Sunday, February 13, 2022

Anniversary Of America's Worst Cold Wave - Way Back In 1899

A snowball fight on the steps of the Florida
Statehouse Tallahassee, February 13, 1899
during the worst cold spell in American 
history. 
 If you think it's cold today - and it is - be glad you weren't around in 1899.  

The second week in February that year brought the worst cold wave in American history.  This was the winter that brought actual temperatures  - not wind chills - ranging from 61 below in Montana to 2 below in Tallahassee, Florida. Yes, Florida. 

This is the only known time that temperatures fell below zero in Florida.

Come to think of it, though, it is about as cold in Vermont today as it was during that cold spell in 1899.  

That's because the bulk of the 1899 blast  hit to our west and south, running from the Pacific Northwest, into the Rocky Mountains, then the Plains, through the Midwest and down to the Gulf Coast and Southeast. 

Northern New England got a break in that one. 

The coldest air in the 1899  outbreak came through Vermont on February 10-12 and it really wasn't that bad. Low temperatures those three days in Burlington were minus 6, minus 10 and minus 8.

Incredibly on February 13, Burlington, Vermont was a full 13 degrees warmer than Tallahassee.  The low temperature that day in Burlington was for us, close to average for the season, at  11 degrees above zero. 

Other cold readings outside of Vermont on February 13, 1899 seem impossible by today's standards. It was 28 below in Springfield, Missouri; 6 above in Galveston, Texas; minus 4 in Shreveport, Louisiana and 7 above in New Orleans. 

For comparison, the worst cold wave in the South in recent years, which  happened last February, seems tame by comparison. Last February, the coldest it got in Galveston was 20 degrees. New Orleans last February bottomed out at 25 degrees and Shreveport was 1 above zero.

The cold wave incredibly created ice in the entire Mississippi River. Ice floes floated past New Orleans and emptied out into the Gulf of Mexico. 

The Weather Bureau, the predecessor to the current-day National Weather Service, actually did an amazing job forecasting this cold wave, especially given the limited knowledge and technology of the time. 

Places in the path of the cold wave were given a one or two day advance warning of the frigid air, allowing people to protect themselves and property from the cold.  About 100 people died in the cold wave, which is a very low death toll given the magnitude of the event.

There was nothing anybody could do to protect crops in the far southern United States.
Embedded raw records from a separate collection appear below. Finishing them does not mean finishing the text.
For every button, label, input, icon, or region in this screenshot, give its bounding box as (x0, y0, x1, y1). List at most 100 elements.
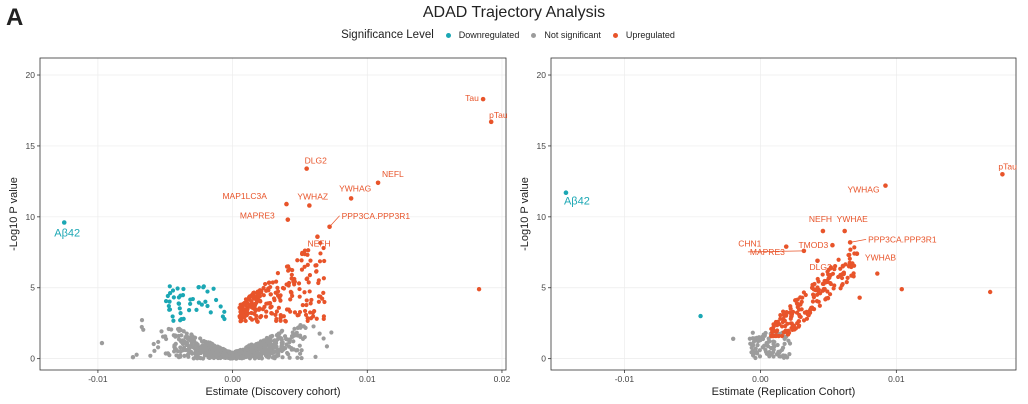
point-nefl (375, 180, 381, 186)
point-ns (268, 341, 273, 347)
point-ns (139, 318, 145, 323)
point-up (798, 314, 803, 320)
point-ns (213, 347, 218, 352)
point-ns (280, 355, 285, 360)
point-up (297, 294, 302, 299)
point-ns (762, 343, 767, 348)
point-ns (238, 348, 243, 353)
point-dlg2 (304, 166, 309, 171)
point-up (302, 308, 308, 314)
point-up (844, 280, 849, 285)
point-ns (272, 355, 277, 360)
point-ns (787, 352, 792, 357)
point-ns (291, 339, 296, 344)
y-tick-label: 20 (26, 70, 36, 80)
data-label-a-42: Aβ42 (564, 196, 590, 208)
point-ns (256, 343, 262, 348)
point-up (820, 272, 825, 277)
point-up (836, 257, 841, 262)
point-up (288, 309, 293, 314)
point-up (284, 264, 290, 269)
point-ns (207, 355, 212, 360)
point-up (273, 312, 278, 317)
point-ns (285, 337, 290, 342)
point-up (309, 297, 314, 303)
point-down (201, 284, 206, 289)
point-ns (264, 351, 269, 356)
point-ns (751, 343, 756, 348)
point-up (289, 290, 294, 295)
point-up (847, 256, 852, 261)
data-label-tmod3: TMOD3 (798, 240, 828, 250)
point-ns (204, 340, 210, 345)
point-ns (780, 345, 786, 350)
point-up (240, 302, 246, 307)
point-ns (218, 355, 223, 361)
point-up (245, 311, 251, 316)
point-up (249, 310, 254, 316)
point-up (828, 272, 833, 278)
point-down (211, 286, 216, 291)
data-label-ywhag: YWHAG (339, 183, 371, 193)
point-up (314, 316, 319, 321)
point-up (314, 269, 319, 274)
point-ns (185, 353, 190, 358)
point-down (177, 306, 182, 311)
point-up (258, 315, 263, 320)
point-ns (152, 348, 157, 353)
point-tau (480, 96, 486, 102)
point-up (255, 319, 260, 324)
data-label-ywhae: YWHAE (837, 214, 869, 224)
point-down (167, 291, 173, 296)
point-up (302, 248, 308, 253)
point-up (785, 332, 791, 337)
point-up (245, 307, 250, 312)
x-tick-label: -0.01 (88, 374, 108, 384)
point-ns (777, 350, 782, 355)
point-ns (279, 348, 285, 354)
point-ns (243, 347, 248, 352)
point-up (316, 280, 321, 286)
x-tick-label: -0.01 (615, 374, 635, 384)
point-ns (159, 329, 164, 334)
point-down (205, 303, 210, 309)
point-up (850, 272, 856, 278)
point-down (175, 286, 180, 291)
point-up (302, 264, 307, 269)
point-down (188, 301, 193, 306)
point-ns (156, 339, 161, 345)
point-up (295, 313, 300, 318)
point-up (314, 263, 319, 268)
point-up (308, 316, 314, 321)
point-up (255, 289, 260, 294)
point-down (181, 286, 186, 292)
point-up (826, 267, 831, 272)
point-up (776, 333, 781, 339)
point-up (804, 309, 809, 314)
data-label-nefl: NEFL (382, 169, 404, 179)
point-up (237, 315, 243, 320)
point-down (203, 299, 208, 304)
point-up (275, 270, 280, 276)
point-ptau (1000, 171, 1005, 177)
point-up (261, 285, 266, 291)
point-up (250, 305, 255, 310)
point-up (781, 316, 786, 321)
point-ns (222, 350, 227, 355)
point-down (171, 318, 176, 323)
point-down (180, 293, 186, 298)
point-ptau (488, 119, 494, 125)
point-ns (276, 334, 281, 339)
point-ns (198, 348, 203, 353)
point-ns (302, 335, 307, 340)
x-tick-label: 0.02 (494, 374, 511, 384)
point-ns (160, 334, 166, 339)
point-up (238, 319, 243, 324)
point-up (268, 292, 273, 297)
x-tick-label: 0.00 (224, 374, 241, 384)
y-tick-label: 0 (30, 354, 35, 364)
point-ns (151, 341, 156, 347)
point-up (821, 281, 826, 286)
data-label-ywhag: YWHAG (847, 185, 879, 195)
point-ns (172, 344, 177, 350)
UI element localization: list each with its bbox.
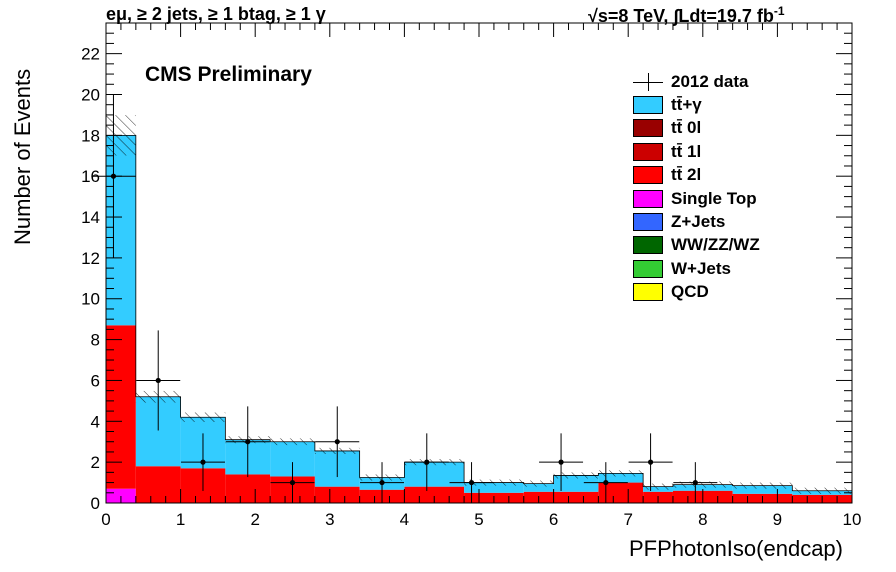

The nascent Florida citrus industry took a terrible blow.  The cold was intense enough to not just wreck that year's crop but to kill orange trees in many locations.

Cold waves often spawn snowstorms on the southern and eastern edges of the brutal chill, and 1899 was no exception.  The Arctic blast generated a storm that dusted Fort Myers and Tampa, Florida with snow on February 12.

The storm then roared up the Eastern Seaboard.  Intense cold accompanied blinding snow. The storm dumped 20 inches of snow on Washington DC, and 34 inches on Cape May, New Jersey, a part of that state on the Atlantic Coast that often avoids the worst of the frigid nor'easters that sometime lumber their way up the East Coast.

Once again, the snowstorm wasn't that bad in Vermont, at least in the northwestern part of the state.  Five inches of snow fell on Burlington, Vermont, raising the snow cover on the ground to a foot of snow. As we know, those figures are absolutely no big deal for Vermont. 

A high pressure system from the Arctic with near record high barometric pressures caused this cold wave. If you get such a high pressure system with very high pressure - over 31 inches - you're very likely to experience record cold.

Brutal cold waves are always very possible in the United States during the winter.  As I've already noted, the Midwest and South suffered such an Arctic blast last February. 

However, I'd say that climate change has rendered anything on the level of February, 1899 pretty much impossible.